Dünya iyi bir yere gitmiyor.
Bu böyle gitmez. Konuşmak kolay; kavga zor, ama biz genelde zoru mu seçiyoruz! O memleket, bu memleket... anlaşıldı. Hepsi dünyanın içinde mi; içinde... O zaman ölene kadar dünyalıyız... Yani hemşeriyiz. Bu kavgalar ne o zaman?! Yok da neyin peşindeyiz? Ne bu hırs? Ağaçları kesince mutlu mu oluyorsun? Birini yenince seviniyor musun? Aynı Dünya Mahallesi’ndeyiz. Aklımız başımızda, kalbimiz yerinde mi?!..
*
Ah, tekerrürlü tarih! Dönüp dolaşıp tekrarlıyorsun kendini.

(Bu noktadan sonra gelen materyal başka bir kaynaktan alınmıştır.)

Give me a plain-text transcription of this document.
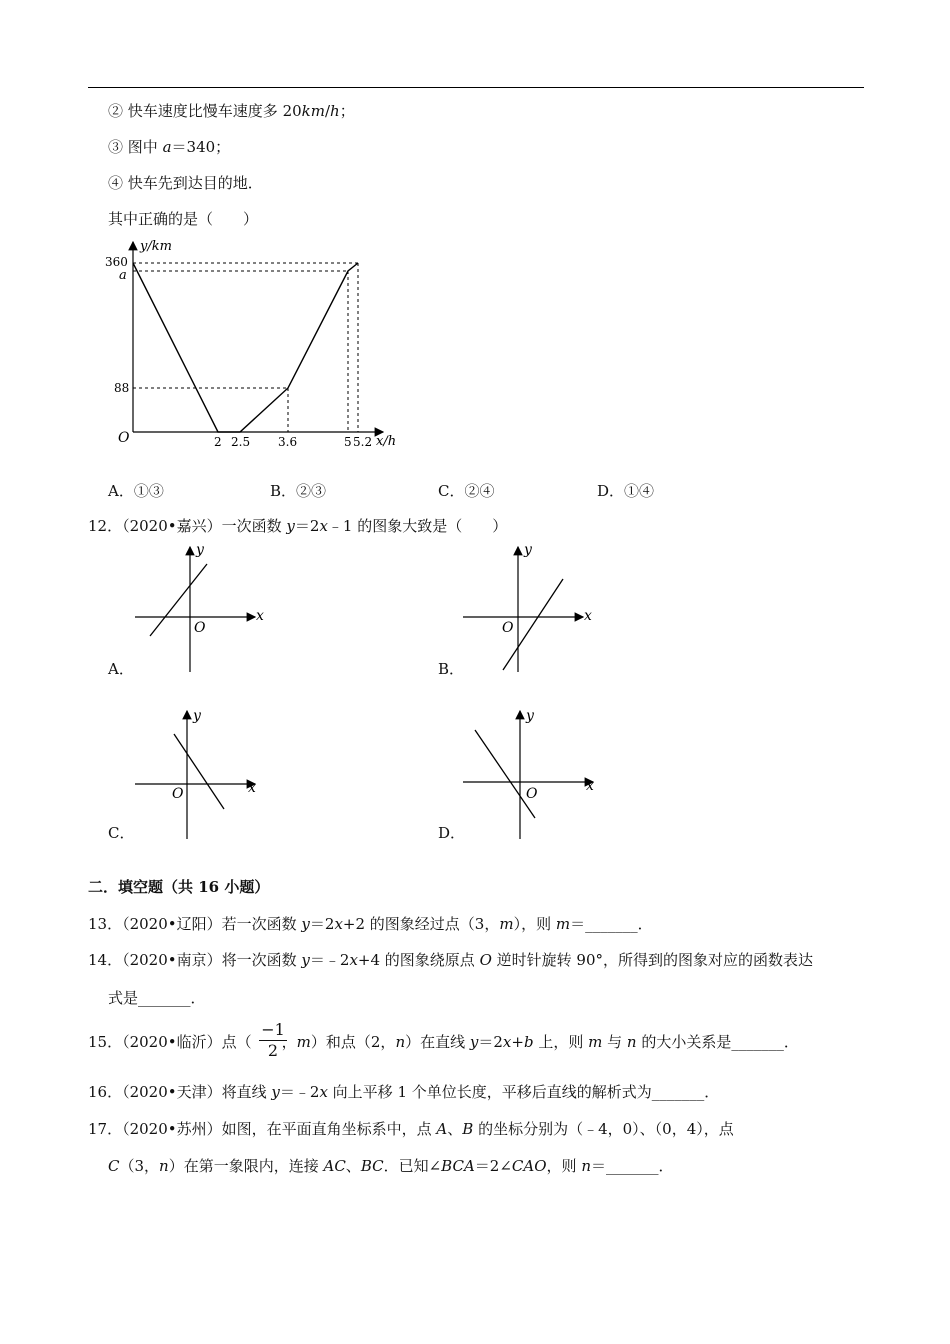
② 快车速度比慢车速度多 20km/h；
③ 图中 a＝340；
④ 快车先到达目的地．
其中正确的是（　　）
y/km
x/h
O
360
a
88
2 2.5 3.6	5 5.2
A．①③	B．②③	C．②④	D．①④
12．（2020•嘉兴）一次函数 y＝2x﹣1 的图象大致是（　　）
y
x
O
A．
y
x
O
B．
y
x
O
C．
y
x
O
D．
二．填空题（共 16 小题）
13．（2020•辽阳）若一次函数 y＝2x+2 的图象经过点（3，m），则 m＝_______．
14．（2020•南京）将一次函数 y＝﹣2x+4 的图象绕原点 O 逆时针旋转 90°，所得到的图象对应的函数表达
式是_______．
15．（2020•临沂）点（ ，m）和点（2，n）在直线 y＝2x+b 上，则 m 与 n 的大小关系是_______．
−1
2
16．（2020•天津）将直线 y＝﹣2x 向上平移 1 个单位长度，平移后直线的解析式为_______．
17．（2020•苏州）如图，在平面直角坐标系中，点 A、B 的坐标分别为（﹣4，0）、（0，4），点
C（3，n）在第一象限内，连接 AC、BC．已知∠BCA＝2∠CAO，则 n＝_______．
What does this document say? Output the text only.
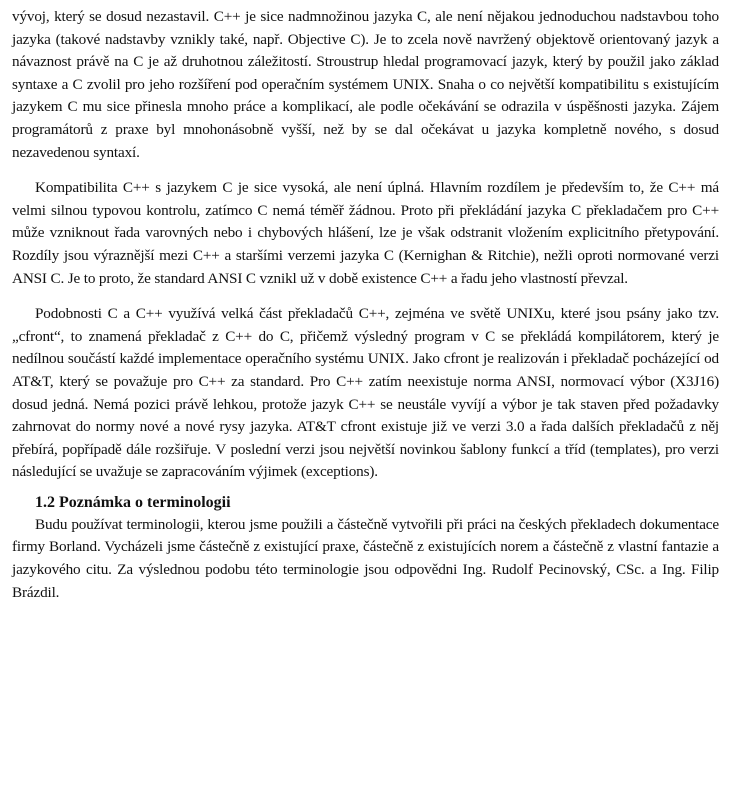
vývoj, který se dosud nezastavil. C++ je sice nadmnožinou jazyka C, ale není nějakou jednoduchou nadstavbou toho jazyka (takové nadstavby vznikly také, např. Objective C). Je to zcela nově navržený objektově orientovaný jazyk a návaznost právě na C je až druhotnou záležitostí. Stroustrup hledal programovací jazyk, který by použil jako základ syntaxe a C zvolil pro jeho rozšíření pod operačním systémem UNIX. Snaha o co největší kompatibilitu s existujícím jazykem C mu sice přinesla mnoho práce a komplikací, ale podle očekávání se odrazila v úspěšnosti jazyka. Zájem programátorů z praxe byl mnohonásobně vyšší, než by se dal očekávat u jazyka kompletně nového, s dosud nezavedenou syntaxí.

Kompatibilita C++ s jazykem C je sice vysoká, ale není úplná. Hlavním rozdílem je především to, že C++ má velmi silnou typovou kontrolu, zatímco C nemá téměř žádnou. Proto při překládání jazyka C překladačem pro C++ může vzniknout řada varovných nebo i chybových hlášení, lze je však odstranit vložením explicitního přetypování. Rozdíly jsou výraznější mezi C++ a staršími verzemi jazyka C (Kernighan & Ritchie), nežli oproti normované verzi ANSI C. Je to proto, že standard ANSI C vznikl už v době existence C++ a řadu jeho vlastností převzal.

Podobnosti C a C++ využívá velká část překladačů C++, zejména ve světě UNIXu, které jsou psány jako tzv. „cfront“, to znamená překladač z C++ do C, přičemž výsledný program v C se překládá kompilátorem, který je nedílnou součástí každé implementace operačního systému UNIX. Jako cfront je realizován i překladač pocházející od AT&T, který se považuje pro C++ za standard. Pro C++ zatím neexistuje norma ANSI, normovací výbor (X3J16) dosud jedná. Nemá pozici právě lehkou, protože jazyk C++ se neustále vyvíjí a výbor je tak staven před požadavky zahrnovat do normy nové a nové rysy jazyka. AT&T cfront existuje již ve verzi 3.0 a řada dalších překladačů z něj přebírá, popřípadě dále rozšiřuje. V poslední verzi jsou největší novinkou šablony funkcí a tříd (templates), pro verzi následující se uvažuje se zapracováním výjimek (exceptions).

1.2 Poznámka o terminologii

Budu používat terminologii, kterou jsme použili a částečně vytvořili při práci na českých překladech dokumentace firmy Borland. Vycházeli jsme částečně z existující praxe, částečně z existujících norem a částečně z vlastní fantazie a jazykového citu. Za výslednou podobu této terminologie jsou odpovědni Ing. Rudolf Pecinovský, CSc. a Ing. Filip Brázdil.
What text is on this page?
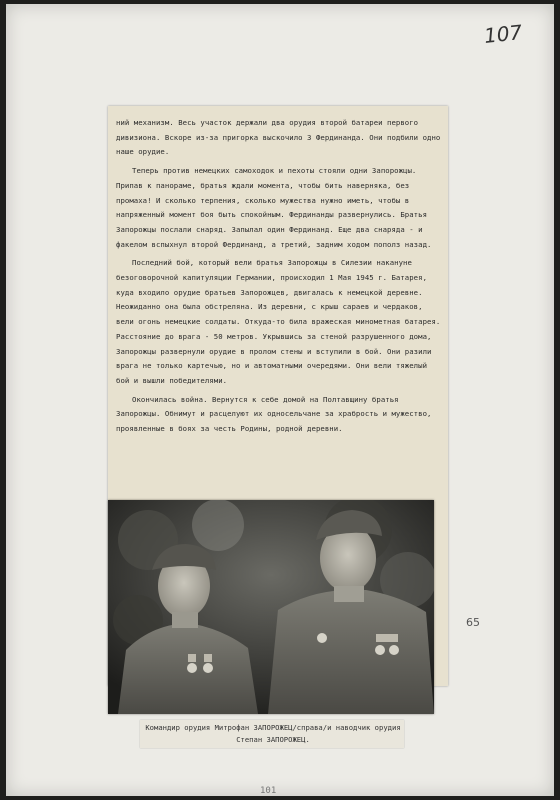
107
65
101

ний механизм. Весь участок держали два орудия второй батареи первого дивизиона. Вскоре из-за пригорка выскочило 3 Фердинанда. Они подбили одно наше орудие.

Теперь против немецких самоходок и пехоты стояли одни Запорожцы. Припав к панораме, братья ждали момента, чтобы бить наверняка, без промаха! И сколько терпения, сколько мужества нужно иметь, чтобы в напряженный момент боя быть спокойным. Фердинанды развернулись. Братья Запорожцы послали снаряд. Запылал один Фердинанд. Еще два снаряда - и факелом вспыхнул второй Фердинанд, а третий, задним ходом пополз назад.

Последний бой, который вели братья Запорожцы в Силезии накануне безоговорочной капитуляции Германии, происходил 1 Мая 1945 г. Батарея, куда входило орудие братьев Запорожцев, двигалась к немецкой деревне. Неожиданно она была обстреляна. Из деревни, с крыш сараев и чердаков, вели огонь немецкие солдаты. Откуда-то била вражеская минометная батарея. Расстояние до врага - 50 метров. Укрывшись за стеной разрушенного дома, Запорожцы развернули орудие в пролом стены и вступили в бой. Они разили врага не только картечью, но и автоматными очередями. Они вели тяжелый бой и вышли победителями.

Окончилась война. Вернутся к себе домой на Полтавщину братья Запорожцы. Обнимут и расцелуют их односельчане за храбрость и мужество, проявленные в боях за честь Родины, родной деревни.

Командир орудия Митрофан ЗАПОРОЖЕЦ/справа/и наводчик орудия Степан ЗАПОРОЖЕЦ.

Nasihat pek kâr etmiyor çok zaman; bir musîbetten sonra uyanmanın acısını ne çok yaşıyoruz öyle! Bir ummanda kayboluyoruz. Sisler, puslar içindeyiz. İşaret taşları birer birer siliniyor. Kışlar bahara evrilmiyor. Kuşlar yuvalarını bulamıyor. Şiir susmuş. Ressamların boyaları solmuş. Bestekârlar sessizliği mi besteliyor; sesleri duyulmuyor da... Çöldeyiz. Dudaklarımız susuzluktan çatlamış. Kalbimiz kalpliğini unutmuş mu! Akıl terazimiz şaşmış mı! Köprüler yıkık. Yollar dolaşık. Yüzler tanınmaz olmuş.
Annem olsaydı sorardım. Biberlerin -acı biberlerin- bitti mi diye. Yalan konuşursanız ağzınıza biber süreceğim derdi de... ah, annem ah! Ortalık yalan kaynıyor. Yüksek sesle konuşanları, üslûbu kabaları, hele küfürlü konuşanları hiç mi hiç sevmezdin. Onun için mi genç yaşta dünyayı terk ettin!
Annem, annem! İçim kan ağlıyor. Üslûpsuz, kelimesiz, konuşmasız zamanlara düştük. O seninle yaşadığım sakin zamanlar bir daha gelir mi; bilmem! Ruhun yıldızlardan bizi seyrederken; insanlığa şefkatle bakıp acıdığını hisseder gibiyim.
*
Düşeni çok;
Çıkanı yok!
Ateş değil,
Deniz değil;
Yakar, yıkar, gider bir şey!
*
Vakitleri dinle biraz;
Kalbini yani...
*
Otur biraz mektup yaz.
Kendine, kuşlara, bulutlara...
Geceye, gündüze...
Yazmak var ya yazmak...
Okuduklarından sende kalanı...
Yaşadıklarından arta kalanı...
Eksileni, çoğalanı...
*
Mektep-ler adının farkında değilken sana bir isim, resim, fotoğraf yani şehadetnâme verebilir mi?! Ne dediğimin farkında mısın veya yıllarca nerelere gidip geldiğinin? Bir çırak kadar bile olamazsın oralarda. Git/gitme; ona ben ne karışırım; bil diye olanı biteni; olmayanı bitmeyeni...
*
Kitaplarla aramız açık olunca; açığımız parayla pulla da kapanamıyor, kapanmayacak, kapanmaz! İlle de kitap... (adam) olmanın baş şartı...
*
Güzel bir kitap görsem seviniyorum;
Eski bir dostumu bulmuş gibi...
*
İş olsun diye değil;
İş; olsun, diye...
İçten...
Ne yapıyorsan.
*
Hava güzel... Hava berrak...
İstanbul mavisi her yer...
Sanki bitmiş zulüm!
İçimde bahar kasideler...
Şu rüzgâr, şu kuşlar, şu sıcacık ekmek...
Şu unuttuğum kalbim bir beste tık, tık...
Kalk, bak kapı çalıyor; dünya acıkmış sana;
Ey kalbi dünya muhabbet arıyor.
Top tüfek değil... mermi fişek değil...
Binalar, kasalar değil... başka şeyler gerek...
Haydi biraz tebessüm, cömertlik, kanaat...
Uhuvvet, hoşgörü, paylaşmak, sükûnet demleyelim.